On Letting Fear Take The Wheel
Fear is a fickle pain in the ass if ever there was one. She's not dependable, rarely sticks to facts and is as quick to interject herself into a conversation as she is to throw her hands up in the air and walk away from one. As if to say, "it's not my problem!"
And the sad part is, I think she really does care. She's been around since the beginning of time to help us avoid nonsensical actions like sticking our hands in fire and eating spoiled food. But her efficiency ends there: with life or death.
The messy stuff in between like leaping into love, going for the dream job, finally standing up for what you believe in or, better yet, acknowledging how you really feel—it's just not her forte.
Unfortunately, this doesn't stop her from trying. And being the convincing, manipulative wave of emotion that she is, we far too often hand her the reigns without the slightest bit of question.
I try not to beat myself up over it. I mean, it's far easier letting Fear take the wheel. Her criticisms are silenced and, at the end of the day, I'm safe. I'm comfortable. I can see everything coming from a mile away. And though I may be sacrificing the thrill of positive surprises in my life, I'm surely eliminating the negative.
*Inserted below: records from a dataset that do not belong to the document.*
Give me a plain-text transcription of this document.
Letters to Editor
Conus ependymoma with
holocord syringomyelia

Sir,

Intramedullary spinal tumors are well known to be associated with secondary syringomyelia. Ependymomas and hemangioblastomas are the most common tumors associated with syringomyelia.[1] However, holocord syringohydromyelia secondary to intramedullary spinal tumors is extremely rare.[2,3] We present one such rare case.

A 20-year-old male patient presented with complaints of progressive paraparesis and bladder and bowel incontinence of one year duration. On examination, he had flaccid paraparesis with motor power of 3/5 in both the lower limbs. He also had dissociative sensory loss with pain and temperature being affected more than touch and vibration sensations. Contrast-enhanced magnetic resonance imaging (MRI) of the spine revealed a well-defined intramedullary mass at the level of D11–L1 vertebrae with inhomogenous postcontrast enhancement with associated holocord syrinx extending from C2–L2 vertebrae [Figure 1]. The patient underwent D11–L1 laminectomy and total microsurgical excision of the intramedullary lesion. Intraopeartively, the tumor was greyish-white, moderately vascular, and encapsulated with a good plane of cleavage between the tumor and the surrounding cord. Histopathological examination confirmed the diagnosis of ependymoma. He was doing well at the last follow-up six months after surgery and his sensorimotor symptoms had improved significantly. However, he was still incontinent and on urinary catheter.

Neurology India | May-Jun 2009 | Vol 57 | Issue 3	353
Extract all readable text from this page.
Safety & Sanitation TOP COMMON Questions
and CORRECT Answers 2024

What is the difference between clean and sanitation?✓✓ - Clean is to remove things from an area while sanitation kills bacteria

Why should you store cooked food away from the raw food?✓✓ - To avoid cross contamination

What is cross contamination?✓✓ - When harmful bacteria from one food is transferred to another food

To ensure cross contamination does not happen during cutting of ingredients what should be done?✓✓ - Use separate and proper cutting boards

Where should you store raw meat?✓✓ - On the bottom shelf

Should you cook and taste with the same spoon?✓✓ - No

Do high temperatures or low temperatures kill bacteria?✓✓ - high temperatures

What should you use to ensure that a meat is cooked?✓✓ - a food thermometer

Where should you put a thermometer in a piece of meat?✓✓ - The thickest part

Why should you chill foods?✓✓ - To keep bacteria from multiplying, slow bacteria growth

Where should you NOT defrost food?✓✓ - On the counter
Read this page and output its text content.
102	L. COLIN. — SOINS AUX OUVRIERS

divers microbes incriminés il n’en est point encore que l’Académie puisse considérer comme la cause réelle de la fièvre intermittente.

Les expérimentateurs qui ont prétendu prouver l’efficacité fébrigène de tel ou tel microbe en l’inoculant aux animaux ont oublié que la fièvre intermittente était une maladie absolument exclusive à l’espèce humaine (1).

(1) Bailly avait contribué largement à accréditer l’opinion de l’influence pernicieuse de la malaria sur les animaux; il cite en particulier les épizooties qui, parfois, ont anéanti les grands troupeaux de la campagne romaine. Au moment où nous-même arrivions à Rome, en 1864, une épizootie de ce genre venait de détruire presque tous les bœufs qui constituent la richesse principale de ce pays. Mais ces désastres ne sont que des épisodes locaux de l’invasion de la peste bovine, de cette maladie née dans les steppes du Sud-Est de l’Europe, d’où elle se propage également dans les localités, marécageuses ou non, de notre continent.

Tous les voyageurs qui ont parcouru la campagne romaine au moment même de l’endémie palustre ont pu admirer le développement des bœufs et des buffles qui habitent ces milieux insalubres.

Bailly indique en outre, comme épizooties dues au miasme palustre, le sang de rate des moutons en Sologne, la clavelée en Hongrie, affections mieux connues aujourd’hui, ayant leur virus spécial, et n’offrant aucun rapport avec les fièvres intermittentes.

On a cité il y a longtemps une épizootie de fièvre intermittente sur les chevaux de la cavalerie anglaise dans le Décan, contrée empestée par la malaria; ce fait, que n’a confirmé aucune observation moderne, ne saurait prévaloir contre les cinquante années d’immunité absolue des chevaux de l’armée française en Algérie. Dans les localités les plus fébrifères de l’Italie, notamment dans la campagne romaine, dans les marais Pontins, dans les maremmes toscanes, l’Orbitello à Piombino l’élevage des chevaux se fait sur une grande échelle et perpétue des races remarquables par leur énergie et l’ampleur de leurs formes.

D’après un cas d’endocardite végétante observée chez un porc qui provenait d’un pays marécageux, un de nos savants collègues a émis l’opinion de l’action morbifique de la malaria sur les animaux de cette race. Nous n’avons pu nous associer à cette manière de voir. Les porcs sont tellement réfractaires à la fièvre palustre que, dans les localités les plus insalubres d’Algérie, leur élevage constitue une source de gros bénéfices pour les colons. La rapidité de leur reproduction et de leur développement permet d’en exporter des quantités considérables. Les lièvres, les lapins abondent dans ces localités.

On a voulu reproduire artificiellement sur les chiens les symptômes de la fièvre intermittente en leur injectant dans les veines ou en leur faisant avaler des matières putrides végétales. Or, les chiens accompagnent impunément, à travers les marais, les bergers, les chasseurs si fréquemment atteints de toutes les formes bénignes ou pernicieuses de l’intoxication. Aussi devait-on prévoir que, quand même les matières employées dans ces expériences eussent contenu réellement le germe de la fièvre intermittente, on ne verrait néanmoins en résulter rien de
Sounds like decent odds to me.
But from experience, I can tell you, that if you choose to become Fear's passenger for far too long—cruising through perfectly paved roads of normalcy and routine—another presence will surely make herself known. She hates Fear with every fiber of her being, deviously engineering potholes and curves in her path. The pastures of predictability you have once enjoyed will grow scarce—weakening Fear's hold.
Her name is What If?
I can't call her a hero. That would be far too generous of a term. She has a vivid imagination and unlike Fear, remains partial to carving paths of her own. Sometimes to a dangerous fault.
But as much as she hates Fear, the truth is she can't survive without her. A fact, I would reckon, both know to be true.
The two have been my steady partners for years now, battling for my attention, never taking defeat lightly when I choose one over the other.
However, as I age, I'm finding my role more defined. Rather than being swayed by the quick bite of insecurity or the slow burn of regret, I have welcomed deep conversations with both. Weighing the arguments as they come.
Then with full confidence, stepping forward: one as the lead, the other close behind.